At first glance, the family in Melissa Nathan's charming The Nanny seems like a similar collection of gargoyles, but it's to the book's credit that all the characters turn out to be far more complex and sympathetic as the plot unfolds.

The story revolves around Jo Green, a bright but unfulfilled twenty-three-year-old nanny living in provincial England. She takes a job with an eccentric family in London. How eccentric?

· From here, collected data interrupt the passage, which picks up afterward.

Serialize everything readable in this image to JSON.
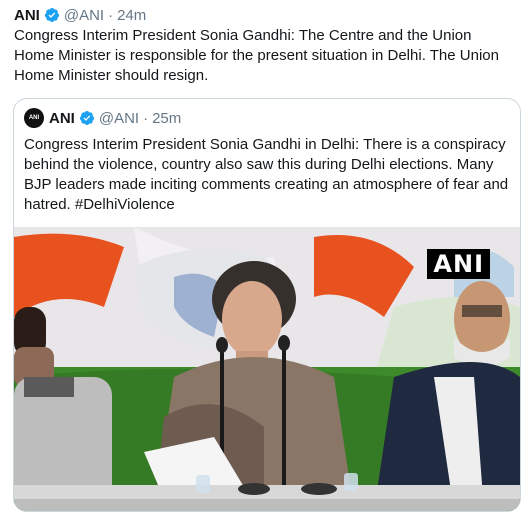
{
  "tweet": {
    "author_name": "ANI",
    "handle": "@ANI",
    "separator": "·",
    "time": "24m",
    "text": "Congress Interim President Sonia Gandhi: The Centre and the Union Home Minister is responsible for the present situation in Delhi. The Union Home Minister should resign."
  },
  "quoted_tweet": {
    "avatar_text": "ANI",
    "author_name": "ANI",
    "handle": "@ANI",
    "separator": "·",
    "time": "25m",
    "text": "Congress Interim President Sonia Gandhi in Delhi: There is a conspiracy behind the violence, country also saw this during Delhi elections. Many BJP leaders made inciting comments creating an atmosphere of fear and hatred.",
    "hashtag": "#DelhiViolence",
    "media": {
      "watermark": "ANI",
      "description_icon": "press-conference-photo"
    }
  },
  "colors": {
    "verified": "#1da1f2",
    "secondary_text": "#657786",
    "border": "#ccd6dd"
  }
}
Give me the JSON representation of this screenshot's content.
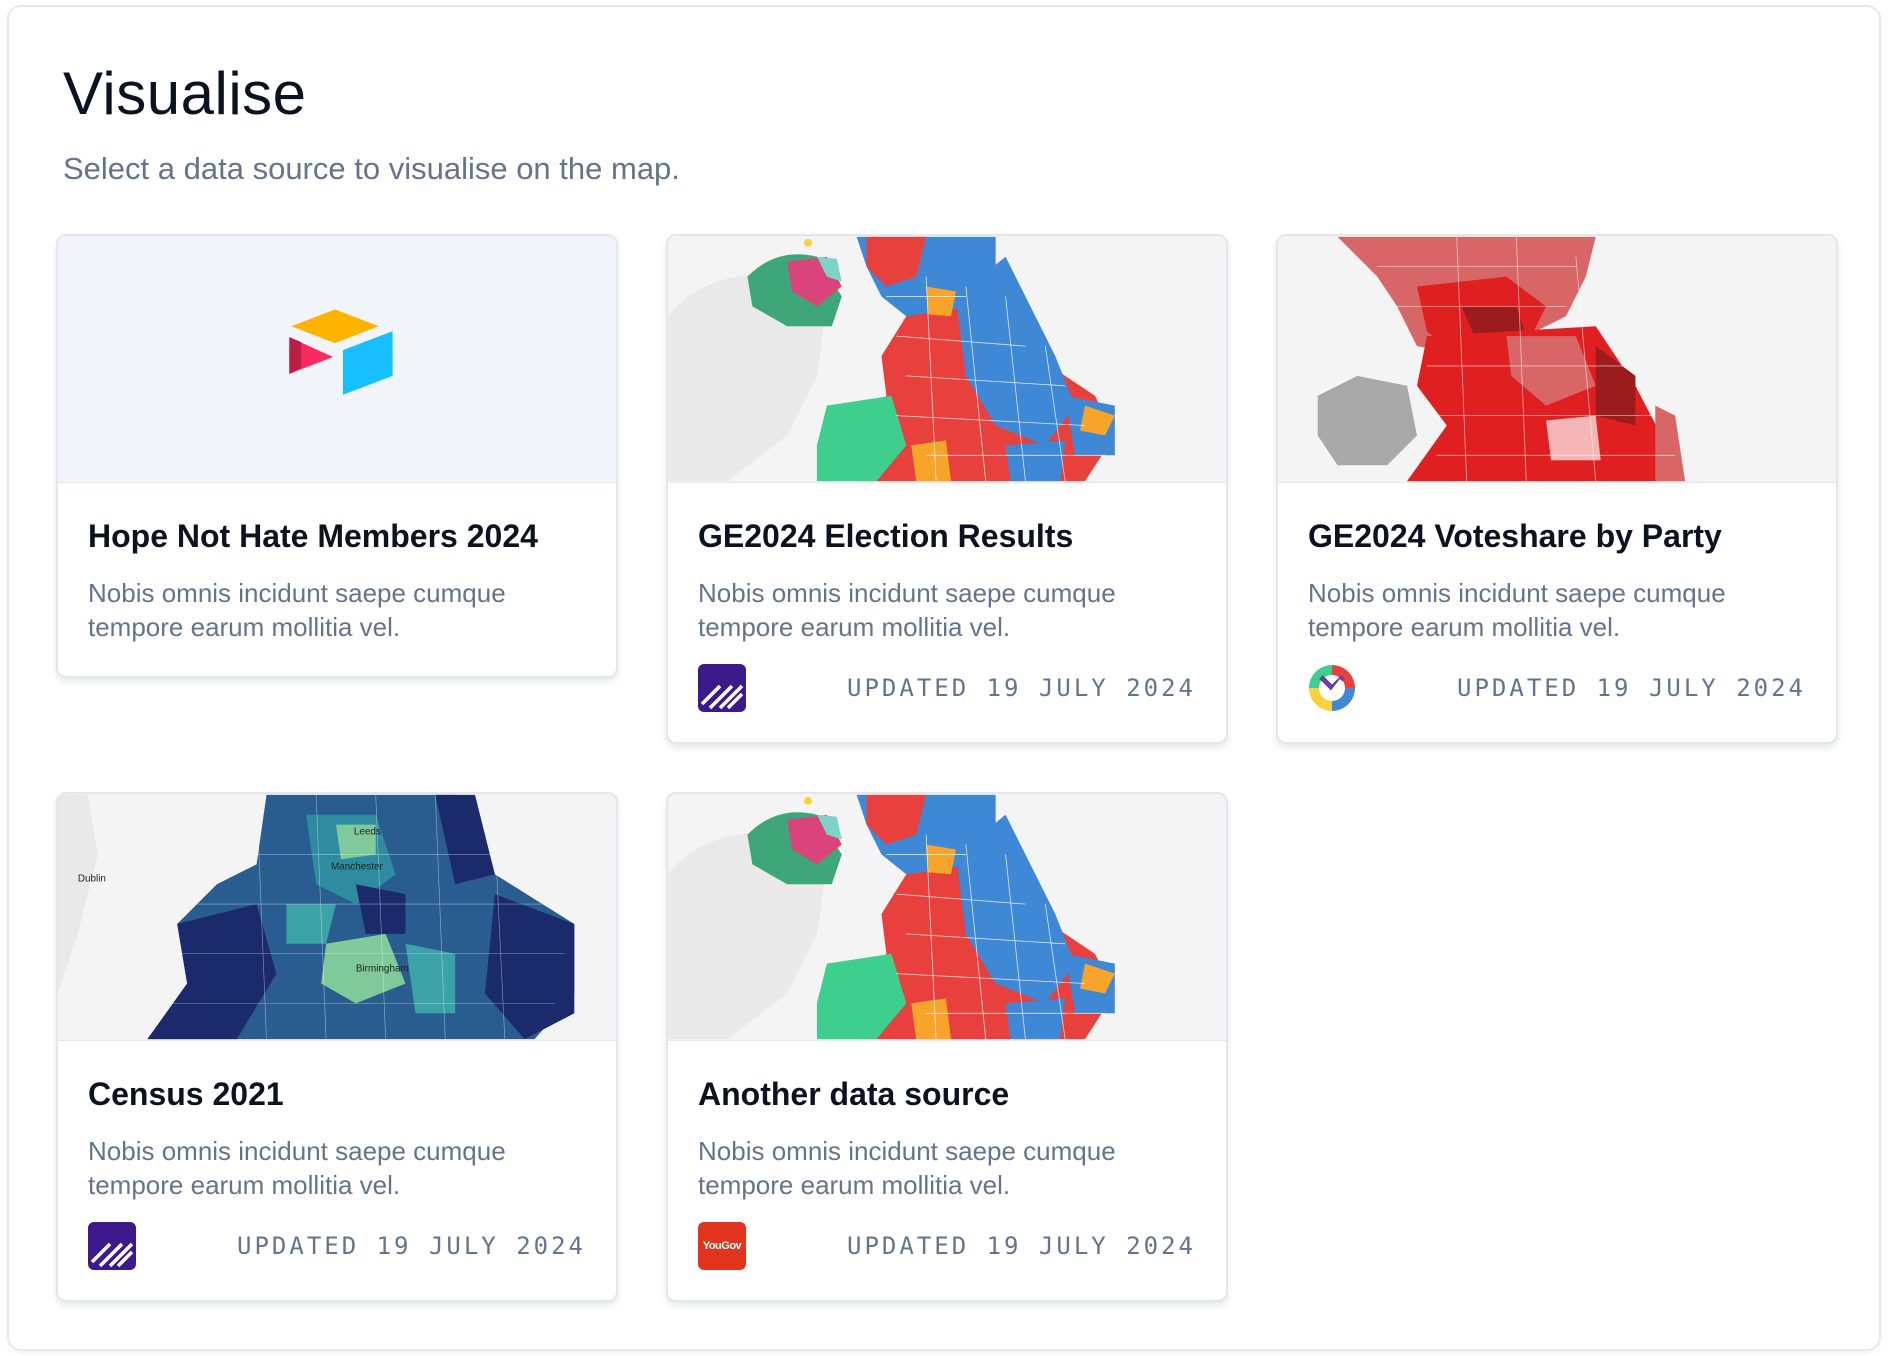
{
  "page": {
    "title": "Visualise",
    "subtitle": "Select a data source to visualise on the map."
  },
  "cards": [
    {
      "title": "Hope Not Hate Members 2024",
      "description": "Nobis omnis incidunt saepe cumque tempore earum mollitia vel.",
      "media": "airtable-logo",
      "logo": null,
      "updated": null
    },
    {
      "title": "GE2024 Election Results",
      "description": "Nobis omnis incidunt saepe cumque tempore earum mollitia vel.",
      "media": "election-results-map",
      "logo": "stripes-logo-icon",
      "updated": "UPDATED 19 JULY 2024"
    },
    {
      "title": "GE2024 Voteshare by Party",
      "description": "Nobis omnis incidunt saepe cumque tempore earum mollitia vel.",
      "media": "voteshare-map",
      "logo": "multicolor-ring-logo-icon",
      "updated": "UPDATED 19 JULY 2024"
    },
    {
      "title": "Census 2021",
      "description": "Nobis omnis incidunt saepe cumque tempore earum mollitia vel.",
      "media": "census-map",
      "map_labels": [
        "Dublin",
        "Leeds",
        "Manchester",
        "Birmingham"
      ],
      "logo": "stripes-logo-icon",
      "updated": "UPDATED 19 JULY 2024"
    },
    {
      "title": "Another data source",
      "description": "Nobis omnis incidunt saepe cumque tempore earum mollitia vel.",
      "media": "election-results-map",
      "logo": "yougov-logo-icon",
      "logo_text": "YouGov",
      "updated": "UPDATED 19 JULY 2024"
    }
  ],
  "colors": {
    "labour": "#e8403c",
    "conservative": "#3f88d6",
    "libdem": "#f7a52a",
    "plaid": "#3ecf8e",
    "snp": "#f7d23e",
    "stripes_logo": "#3c1a8c",
    "yougov": "#e2341d"
  }
}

Mom and Dad always seem moments away from coming to blows; they have three kids, plus two more from the father's first marriage. The fact that one of those two boys is Jo's age, handsome and charming creates even more problems, especially considering Jo's tentative relationship with her boyfriend back home.

It's the usual chick-lit stuff, but Nathan cleverly gives all the characters enough shading and quirks to keep things interesting. Jo is a vastly likable heroine as she copes with being a good nanny and trying to make the right choices in her own life. Perhaps the book's best character is Pippa, a perceptive, good-hearted fellow nanny who is a combination buddy, therapist and cheerleader for Jo. Even Dick and Vanessa, the parents of Jo's charges, who at first appear to be jerks, turn out to be admirable people and caring, sympathetic employers. The Nanny is superficial froth, to be sure. But it's funny, sweet and full of surprises.